Nell remembered the incident in question clearly—her handsome young brother angry and frustrated; her mother indignant and full of righteous reason; her mother’s man of affairs volubly censorious. But although her eyes danced at the memory, she managed to preserve a tolerable gravity of countenance.
“To a gentleman of nineteen summers without a penny to bless himself, I daresay that the matter of a new shirt is something beyond a mere whim, dearest ma’am, and for you to suggest that your dressmaker might simply mend the lace and add new collars to his old shirts was hardly a notion destined to please him.”
“And why not, may I ask?” demanded her ladyship. “I daresay Millicent might even have added
lace—particularly if she was careful to use only goods unencumbered by that odious import duty—and the result would still have cost a deal less than it cost to allow that disgracefully expensive tailor of Kit’s to make an entire new shirt. I cannot approve of such extravagance.”
“No, ma’am, and how shocking that you should have been saddled with two such expensive offspring as Kit and myself, with nothing at hand to discharge the burden but that dreadful pittance Papa left for the purpose.” She said nothing about Lady Agnes’s reference to smuggled lace, of course, for smuggling had become so prevalent a fashion that most people felt they were losing some of the best opportunities that life had to offer if they did not acquire some duty-free goods. But Nell’s eyes were twinkling wickedly by now, and since they both knew to the farthing what a very comfortable independence Mr. Lindale had left to his widow, there was little Lady Agnes could say in reproof. She had recourse once again to her vinaigrette, instead.
“Kit did get his shirt, did he not?” she pointed out, albeit a trifle weakly. “Three of them, actually.
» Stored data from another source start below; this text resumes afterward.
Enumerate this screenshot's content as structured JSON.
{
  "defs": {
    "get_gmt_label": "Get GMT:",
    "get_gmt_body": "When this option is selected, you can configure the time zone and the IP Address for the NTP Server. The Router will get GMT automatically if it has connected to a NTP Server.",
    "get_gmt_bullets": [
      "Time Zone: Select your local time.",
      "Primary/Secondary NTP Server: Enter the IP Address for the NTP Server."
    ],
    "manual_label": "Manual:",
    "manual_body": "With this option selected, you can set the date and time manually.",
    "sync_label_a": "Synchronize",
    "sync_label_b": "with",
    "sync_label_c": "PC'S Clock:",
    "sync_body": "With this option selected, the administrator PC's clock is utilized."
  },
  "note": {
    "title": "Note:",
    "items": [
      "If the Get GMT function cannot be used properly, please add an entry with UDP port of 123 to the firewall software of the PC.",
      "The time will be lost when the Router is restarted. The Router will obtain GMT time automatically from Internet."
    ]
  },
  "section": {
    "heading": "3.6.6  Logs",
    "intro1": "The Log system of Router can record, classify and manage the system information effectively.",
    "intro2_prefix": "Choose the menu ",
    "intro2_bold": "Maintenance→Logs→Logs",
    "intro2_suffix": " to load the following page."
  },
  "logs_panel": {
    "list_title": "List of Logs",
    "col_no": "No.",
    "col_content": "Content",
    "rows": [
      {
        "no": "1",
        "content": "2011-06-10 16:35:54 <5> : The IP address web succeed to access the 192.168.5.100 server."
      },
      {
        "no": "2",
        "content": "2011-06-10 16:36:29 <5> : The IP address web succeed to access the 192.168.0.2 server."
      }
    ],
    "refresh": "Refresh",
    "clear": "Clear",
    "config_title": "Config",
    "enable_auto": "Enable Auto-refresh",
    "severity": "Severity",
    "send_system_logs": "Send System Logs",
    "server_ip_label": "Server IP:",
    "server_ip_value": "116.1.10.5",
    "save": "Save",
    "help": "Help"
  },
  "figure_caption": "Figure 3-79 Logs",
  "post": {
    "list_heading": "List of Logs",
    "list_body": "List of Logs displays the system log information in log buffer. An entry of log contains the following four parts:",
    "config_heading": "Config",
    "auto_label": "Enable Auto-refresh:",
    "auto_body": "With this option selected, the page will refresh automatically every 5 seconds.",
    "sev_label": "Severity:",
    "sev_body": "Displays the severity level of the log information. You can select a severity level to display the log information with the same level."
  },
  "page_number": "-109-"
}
I am persuaded I could not be so unnatural a parent as to wish to
my darling children the necessities of life.”
“No, indeed,” Nell agreed, adding irrepressibly, “Moreover, as I recall that particular incident, there was little else to be done once poor Kit showed you how his old shirts were quite bursting at the seams.”
“In a better world, one might expect one’s son to stop growing at a reasonable age,” Lady Agnes mused with a long sigh. Then she gave herself a small shake and added more firmly, “But there is nothing at all wrong in having a well ordered sense of economy, my dear. Though you may tease me and complain of dear Clarissa’s frugality, it would do you no harm to cultivate such careful habits yourself. No man wishes to take a spendthrift to wife.”
“Mama, for pity’s sake, I am no spendthrift. I am, however, five-and-twenty years old, so it is perfectly clear that no man wants me for his wife, spendthrift or not! I have been placed irretrievably upon the shelf, and well you know it.” She grinned again, easily stifling her annoyance that the subject had once again risen its head to plague her. “I shall spend my declining years being an expensive prop to my adorable, if overburdened, mama.”
“Fiddlesticks!” retorted Lady Agnes, ignoring provocation for once. “’Tis early days yet, my love, for well you know you’ve had little chance to find a suitable husband. I have forever been telling you these past two years that you should put yourself more in the way of meeting eligible gentlemen.”
Smiling, Nell shook her head. “I cannot think it would have done me the slightest good, ma’am. What self-respecting gentleman would give me a second glance in a roomful of blushing, seventeen-year-old debutantes?”
“Nonsense,” objected her ladyship stoutly. “’Tis not as if you are ill-favored, my dear. You were quite the prettiest girl in London or Brighton the year you made your come-out.”
“Ah, but shy and inarticulate in company, ma’am, so I didn’t take. And there was never a second chance.”